Leo un intersantísimo artículo de Ivan Krastev (Presidente del “Center for Liberal Strategies” búlgaro) publicado en Open Democracyy que paso a comentar brevemente:

“Could it be that Vladimir Putin’s Russia will emerge as the greatest beneficiary of the colour revolutions and “new Europe” is the biggest loser in the mid-term? There are convincing signs that Russia is adopting a “support for democracy” approach and has begun investing in the development of an NGO infrastructure as the major instruments for destabilising pro-western governments and regaining influence in places like Ukraine.”

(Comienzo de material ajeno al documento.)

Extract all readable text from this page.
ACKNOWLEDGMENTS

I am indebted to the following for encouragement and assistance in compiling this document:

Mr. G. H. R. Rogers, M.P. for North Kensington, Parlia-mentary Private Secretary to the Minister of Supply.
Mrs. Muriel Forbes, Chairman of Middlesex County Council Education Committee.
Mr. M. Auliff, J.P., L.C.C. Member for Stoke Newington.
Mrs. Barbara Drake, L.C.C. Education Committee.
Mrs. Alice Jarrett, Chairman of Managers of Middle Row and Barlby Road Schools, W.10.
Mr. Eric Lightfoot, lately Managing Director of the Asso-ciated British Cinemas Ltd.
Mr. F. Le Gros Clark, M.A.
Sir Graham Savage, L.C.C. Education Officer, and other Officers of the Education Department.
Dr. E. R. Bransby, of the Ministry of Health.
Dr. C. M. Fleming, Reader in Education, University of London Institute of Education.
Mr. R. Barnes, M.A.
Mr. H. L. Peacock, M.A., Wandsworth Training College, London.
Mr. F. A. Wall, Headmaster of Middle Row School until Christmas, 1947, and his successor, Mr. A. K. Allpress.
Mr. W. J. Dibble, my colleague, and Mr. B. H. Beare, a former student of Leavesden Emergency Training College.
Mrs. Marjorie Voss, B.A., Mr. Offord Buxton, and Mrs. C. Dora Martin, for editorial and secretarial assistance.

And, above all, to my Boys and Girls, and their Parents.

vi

Krastev cree ver tres razones plausibles para defender su tesis:

“First, the current energy crisis creates a perfect opportunity for Russia to transform itself from a defunct military superpower into a new energy superpower. Moscow’s favourable oil prices have given the Russian government the financial resources and international influence to launch an active foreign policy in its blizhneye zarubezhiye (“near abroad”).”

la segunda:

“The emergence of a de facto post-enlargement EU closed to the membership aspirations of Ukrainians, Georgians, Moldovans or Belarussians creates a space for Russia’s soft power and reduces the attractiveness of the “Europeanisation” option.”

y termina:

“Third, and least understood, is that the orange revolution in Ukraine was Russia’s 9/11: it has had a revolutionary impact on Russian foreign-policy thinking. In pre-orange days Russia tended to view the European Union as a benevolent competitor and a strategic ally in its desire for a multipolar world. In the post-orange reality of today, the EU is Russia’s major rival. This sudden change of heart is easy to explain. The EU is the only great power with unsettled borders. Even more important, the EU – which Moscow previously saw as an instrument to realise Paris-Berlin foreign-policy visions (and thus as an obstacle to the United States’s hegemonic presence on the continent) – is now viewed as an instrument for the realisation of the ambitions of Washington and Warsaw. Thus, it is not surprising that marginalising the EU as a foreign-policy actor and sidelining “new” Europe will be a major objective of the new Russian policy. Moscow will focus on bilateral relations with the key European powers – Paris, Berlin, Rome and London – and it will do its best to make it impossible to adopt any common European policy towards the post-Soviet space.”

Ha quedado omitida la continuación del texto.